Prof Sridhar is entitled to express her political opinions and the fact she advises the Scottish Government should not be used to silence her criticism of Boris Johnson. The Tory MSPs who had a go at her for doing so would be among the first to object in the highly unlikely event that SNP politicians, famed for their pluralistic instincts, went after an academic not to their liking. She is also volunteering her expertise at a time when she could retail it for top dollar and deserves gratitude for her spirit of public service.

However, when she brands ‘unionists’ (half the Scottish population) ‘anti-Scottish’, and appears to imply that others want their country to fail, she echoes the McCarthyite demagoguery routinely deployed by the ruling Scottish elite, to which she clearly feels herself drawn. Scotland does not consist of patriots and traitors, and supporters of the opposition are not angered by reductions in infection rates and deaths. No one should try to stop Prof Sridhar speaking but she might be advised to stop herself.

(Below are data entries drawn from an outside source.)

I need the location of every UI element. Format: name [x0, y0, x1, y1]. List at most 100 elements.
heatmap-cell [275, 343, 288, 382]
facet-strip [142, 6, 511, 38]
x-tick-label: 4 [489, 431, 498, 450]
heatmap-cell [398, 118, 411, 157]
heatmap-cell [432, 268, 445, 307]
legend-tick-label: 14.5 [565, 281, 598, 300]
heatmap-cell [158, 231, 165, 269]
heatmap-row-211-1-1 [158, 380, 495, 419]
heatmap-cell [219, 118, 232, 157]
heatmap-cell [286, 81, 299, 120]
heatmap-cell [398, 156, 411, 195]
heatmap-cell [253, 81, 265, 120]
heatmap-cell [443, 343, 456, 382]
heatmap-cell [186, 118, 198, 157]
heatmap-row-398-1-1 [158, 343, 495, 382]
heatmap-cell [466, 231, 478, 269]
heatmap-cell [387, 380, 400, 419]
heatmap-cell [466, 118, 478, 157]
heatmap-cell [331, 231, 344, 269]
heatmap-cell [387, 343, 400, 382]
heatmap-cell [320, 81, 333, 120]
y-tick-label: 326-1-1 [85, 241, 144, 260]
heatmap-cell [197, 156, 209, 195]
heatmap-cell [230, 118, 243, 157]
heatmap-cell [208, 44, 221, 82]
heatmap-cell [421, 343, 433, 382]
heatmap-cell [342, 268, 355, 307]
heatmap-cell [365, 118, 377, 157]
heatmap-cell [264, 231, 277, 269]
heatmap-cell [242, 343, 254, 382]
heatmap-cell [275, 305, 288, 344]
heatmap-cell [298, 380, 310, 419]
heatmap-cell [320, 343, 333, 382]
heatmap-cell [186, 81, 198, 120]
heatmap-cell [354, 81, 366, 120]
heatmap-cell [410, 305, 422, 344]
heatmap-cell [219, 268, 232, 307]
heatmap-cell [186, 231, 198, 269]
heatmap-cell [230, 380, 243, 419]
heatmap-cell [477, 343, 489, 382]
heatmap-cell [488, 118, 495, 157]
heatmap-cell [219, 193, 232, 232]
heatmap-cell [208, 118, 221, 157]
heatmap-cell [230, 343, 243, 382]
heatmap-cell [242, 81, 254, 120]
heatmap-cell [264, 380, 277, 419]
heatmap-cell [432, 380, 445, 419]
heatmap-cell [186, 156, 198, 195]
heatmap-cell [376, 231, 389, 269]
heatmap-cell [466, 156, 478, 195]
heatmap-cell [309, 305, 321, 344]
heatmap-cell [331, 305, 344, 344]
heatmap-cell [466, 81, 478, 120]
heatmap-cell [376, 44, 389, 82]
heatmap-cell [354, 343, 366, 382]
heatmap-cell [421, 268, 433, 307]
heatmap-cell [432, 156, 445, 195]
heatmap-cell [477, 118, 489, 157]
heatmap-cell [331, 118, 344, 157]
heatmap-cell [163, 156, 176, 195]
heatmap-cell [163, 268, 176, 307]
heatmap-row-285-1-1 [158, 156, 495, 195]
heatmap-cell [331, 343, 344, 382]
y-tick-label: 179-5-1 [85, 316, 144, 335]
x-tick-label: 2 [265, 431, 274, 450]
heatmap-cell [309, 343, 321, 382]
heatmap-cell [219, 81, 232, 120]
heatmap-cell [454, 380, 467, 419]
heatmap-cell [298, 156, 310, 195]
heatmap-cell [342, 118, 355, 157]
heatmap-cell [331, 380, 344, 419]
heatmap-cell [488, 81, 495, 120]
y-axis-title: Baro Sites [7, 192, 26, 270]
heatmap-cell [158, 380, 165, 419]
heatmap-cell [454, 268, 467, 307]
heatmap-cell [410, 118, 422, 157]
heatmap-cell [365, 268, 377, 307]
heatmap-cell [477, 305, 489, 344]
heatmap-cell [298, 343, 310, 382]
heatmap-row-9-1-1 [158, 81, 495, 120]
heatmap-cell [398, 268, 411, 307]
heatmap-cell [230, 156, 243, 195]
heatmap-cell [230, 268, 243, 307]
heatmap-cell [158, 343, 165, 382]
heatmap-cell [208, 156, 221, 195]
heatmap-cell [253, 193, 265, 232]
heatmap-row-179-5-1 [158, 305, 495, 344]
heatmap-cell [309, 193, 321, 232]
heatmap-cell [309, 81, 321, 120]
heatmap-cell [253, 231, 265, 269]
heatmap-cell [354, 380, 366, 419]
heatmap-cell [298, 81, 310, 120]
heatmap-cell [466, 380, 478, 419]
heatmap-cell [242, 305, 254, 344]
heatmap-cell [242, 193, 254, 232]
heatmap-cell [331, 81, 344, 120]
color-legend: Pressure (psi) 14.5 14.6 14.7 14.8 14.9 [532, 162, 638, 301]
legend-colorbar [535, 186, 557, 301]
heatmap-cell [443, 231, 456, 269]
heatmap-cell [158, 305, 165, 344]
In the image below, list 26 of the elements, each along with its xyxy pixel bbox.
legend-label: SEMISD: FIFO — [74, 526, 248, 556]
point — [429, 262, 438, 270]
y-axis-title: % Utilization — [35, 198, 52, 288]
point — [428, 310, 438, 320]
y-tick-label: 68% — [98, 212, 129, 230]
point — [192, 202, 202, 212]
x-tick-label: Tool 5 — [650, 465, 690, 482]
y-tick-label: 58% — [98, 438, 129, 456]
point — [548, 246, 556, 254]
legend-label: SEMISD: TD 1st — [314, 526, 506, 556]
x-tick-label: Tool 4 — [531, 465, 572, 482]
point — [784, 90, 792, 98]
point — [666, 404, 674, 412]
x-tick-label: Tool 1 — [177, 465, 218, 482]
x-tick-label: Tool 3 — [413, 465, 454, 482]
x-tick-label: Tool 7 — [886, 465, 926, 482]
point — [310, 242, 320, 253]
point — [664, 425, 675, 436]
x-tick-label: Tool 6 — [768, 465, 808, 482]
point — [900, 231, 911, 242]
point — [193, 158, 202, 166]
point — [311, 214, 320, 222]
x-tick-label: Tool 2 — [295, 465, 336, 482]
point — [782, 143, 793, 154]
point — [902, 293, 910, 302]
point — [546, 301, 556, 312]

Speaking of her right to freely express her opinion, regular readers might remember Edinburgh University’s Global Chair in Public Health from a curious incident last month. On July 16, Prof Sridhar tweeted her ‘personal view’ that ‘schools should re-open as normally as possible (kids back full-time & able to play/interact together)’. At the time, this ran counter to the SNP government’s position, which was that children should only return part-time. Funnily enough, the very next day, Prof Sridhar changed her mind and tweeted that she was ‘completely aligned’ with Nicola Sturgeon, who ‘has kids (& teachers, parents) best interest in mind so better to go slowly’.

Now that she has been saved from the clutches of wrongthink, Prof Sridhar is a hero for telling it like it is about those self-loathing Unionists. The Scottish establishment loves a convert and it thinks it's found one.